A: Centrelink and DVA generally use the value of your assets at a particular point in time (usually when you report or when they request an update). If your assets change significantly, you should update Centrelink to ensure your payments are calculated correctly.
Q: Are there any exemptions from deeming rules?
A: There are no complete exemptions from deeming for financial assets, but some assets are partially exempt (like funeral bonds up to the limit) and some income streams have different assessment rules.
Where to Get Help
If you need more information or assistance with deeming rates:
- Centrelink: Call 132 300 or visit servicesaustralia.gov.au
- Department of Veterans’ Affairs: Call 1800 555 254 or visit dva.gov.au
- Financial Information Service (FIS): Free financial education service from Services Australia – call 132 300
- Registered financial advisers: Can provide personalized advice (look for advisers with experience in aged care and social security)

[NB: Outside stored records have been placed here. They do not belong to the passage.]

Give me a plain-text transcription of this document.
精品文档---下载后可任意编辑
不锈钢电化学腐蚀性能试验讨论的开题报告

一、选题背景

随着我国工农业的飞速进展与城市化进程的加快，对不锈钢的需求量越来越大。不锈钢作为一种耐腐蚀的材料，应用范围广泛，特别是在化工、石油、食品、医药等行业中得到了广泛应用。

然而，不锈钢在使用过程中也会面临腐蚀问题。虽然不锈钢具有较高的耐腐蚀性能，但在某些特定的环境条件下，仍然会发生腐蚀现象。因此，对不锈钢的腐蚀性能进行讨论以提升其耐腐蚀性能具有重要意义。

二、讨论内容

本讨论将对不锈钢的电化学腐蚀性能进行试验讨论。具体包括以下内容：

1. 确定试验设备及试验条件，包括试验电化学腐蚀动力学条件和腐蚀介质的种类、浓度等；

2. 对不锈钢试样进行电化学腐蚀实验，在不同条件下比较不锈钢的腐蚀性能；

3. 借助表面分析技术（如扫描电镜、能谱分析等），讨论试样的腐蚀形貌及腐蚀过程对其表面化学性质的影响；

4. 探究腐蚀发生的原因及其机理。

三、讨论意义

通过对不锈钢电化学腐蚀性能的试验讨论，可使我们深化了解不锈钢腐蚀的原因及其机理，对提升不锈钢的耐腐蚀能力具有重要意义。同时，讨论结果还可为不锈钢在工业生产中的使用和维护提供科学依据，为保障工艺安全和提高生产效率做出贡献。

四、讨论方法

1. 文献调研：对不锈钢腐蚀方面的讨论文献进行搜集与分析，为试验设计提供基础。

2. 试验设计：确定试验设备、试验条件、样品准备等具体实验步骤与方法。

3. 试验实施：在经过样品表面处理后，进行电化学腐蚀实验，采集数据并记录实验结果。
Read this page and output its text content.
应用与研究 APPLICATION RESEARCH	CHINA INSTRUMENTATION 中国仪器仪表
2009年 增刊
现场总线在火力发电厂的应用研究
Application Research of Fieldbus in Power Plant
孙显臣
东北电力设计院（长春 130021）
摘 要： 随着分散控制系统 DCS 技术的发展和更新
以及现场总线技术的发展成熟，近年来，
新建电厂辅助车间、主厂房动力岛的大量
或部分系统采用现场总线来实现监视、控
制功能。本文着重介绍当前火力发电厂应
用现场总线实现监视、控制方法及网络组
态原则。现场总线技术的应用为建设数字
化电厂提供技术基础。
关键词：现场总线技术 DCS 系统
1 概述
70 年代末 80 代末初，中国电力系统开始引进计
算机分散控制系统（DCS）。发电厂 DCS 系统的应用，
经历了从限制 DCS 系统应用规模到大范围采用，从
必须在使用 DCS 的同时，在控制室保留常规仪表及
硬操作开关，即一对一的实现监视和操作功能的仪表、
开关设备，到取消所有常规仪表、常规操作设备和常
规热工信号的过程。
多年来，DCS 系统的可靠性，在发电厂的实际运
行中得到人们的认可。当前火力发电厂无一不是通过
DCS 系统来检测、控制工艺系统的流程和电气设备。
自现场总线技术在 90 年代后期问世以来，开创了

- Community legal centres: Can provide free or low-cost advice on social security matters
For the most authoritative information, always refer to official government sources:
- Services Australia – What is deeming
- DVA – Deeming information
- Australian Treasury – Economic policy
Conclusion
Understanding deeming rates is crucial for anyone receiving or applying for Australian government income support payments. While the system can seem complex at first, it’s designed to be fair and to encourage pensioners to make the most of their financial assets without fear of losing their payments.
Key points to remember:
- Deeming rates are standard assumptions about investment returns
- Only financial assets are subject to deeming
- There are different thresholds for singles and couples
- You benefit from any returns above the deeming rate
- Current rates are at historic lows (0.25% and 2.25%)
- Thresholds were increased in July 2024
If you’re approaching retirement age or already receiving payments, it’s worth taking the time to understand how deeming affects your situation. Using tools like the calculator above can help you plan and make informed decisions about your financial assets.
Remember that while deeming rates are an important consideration, they’re just one part of the overall income and assets tests that determine your payment eligibility and amount. Always consider your complete financial situation when making decisions about your assets and investments.